The vast majority of "coaches" are stealing money. It's akin to modeling agencies stealing your money with hopes of seeing your sweetie on the cover of a magazine. Elite athletes have an extra gear. You can't coach that. True hitting is an art and craft that's what people don't understand. It's not a cookie cutter approach answered by a chatroom, GIF, or youtube video. There's a lot that goes in to it, but that effort comes from the athlete itself.
Great point. And goes directly into the "instant gratification" that parents want (or think they are paying for) vs understanding that the whole process is a journey. It cracks me up watching parents run from instructor to instructor chasing that "quick fix". If more people would understand it's about building trust and adding what a player can handle in the steps they can process and understand and then execute they will be better off long term than trying to make 1000 changes looking for the "fix". Know the absolutes of a great swing.
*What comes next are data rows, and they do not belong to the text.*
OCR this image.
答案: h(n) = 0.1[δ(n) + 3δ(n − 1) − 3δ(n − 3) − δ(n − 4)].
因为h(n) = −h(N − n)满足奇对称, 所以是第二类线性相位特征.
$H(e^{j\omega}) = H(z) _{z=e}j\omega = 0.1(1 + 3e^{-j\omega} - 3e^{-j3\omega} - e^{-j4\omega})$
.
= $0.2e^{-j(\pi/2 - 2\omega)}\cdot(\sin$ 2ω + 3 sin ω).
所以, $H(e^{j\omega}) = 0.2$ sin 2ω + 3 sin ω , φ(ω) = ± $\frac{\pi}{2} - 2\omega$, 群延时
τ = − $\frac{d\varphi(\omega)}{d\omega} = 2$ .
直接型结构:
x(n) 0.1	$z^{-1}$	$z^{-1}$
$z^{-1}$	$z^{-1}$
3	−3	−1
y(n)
Work toward a goal. Celebrate the successes along the way. Even this forum can be guilty of "chasing perfection" and if you don't know how to step back and take a little step at a time you can get very overwhelmed.
Went to the park with my kids yesterday for a few hours. It was hot but they are troopers. Little one (3 year old boy) got his "swings" and ground balls in first before I hit grounders and pitched to my 8 year old DD. Usually the little one helps shag for my DD (stick him about 200 ft out there..8 year old cannot hit that far yet) but he was lazy yesterday and found shade instead
Fun times. Reminds me of when I was a kid, play all day and don't realize how hot it is until you are done..keeps me young.
Last edited by pattar; 07-11-2018 at 11:05 AM.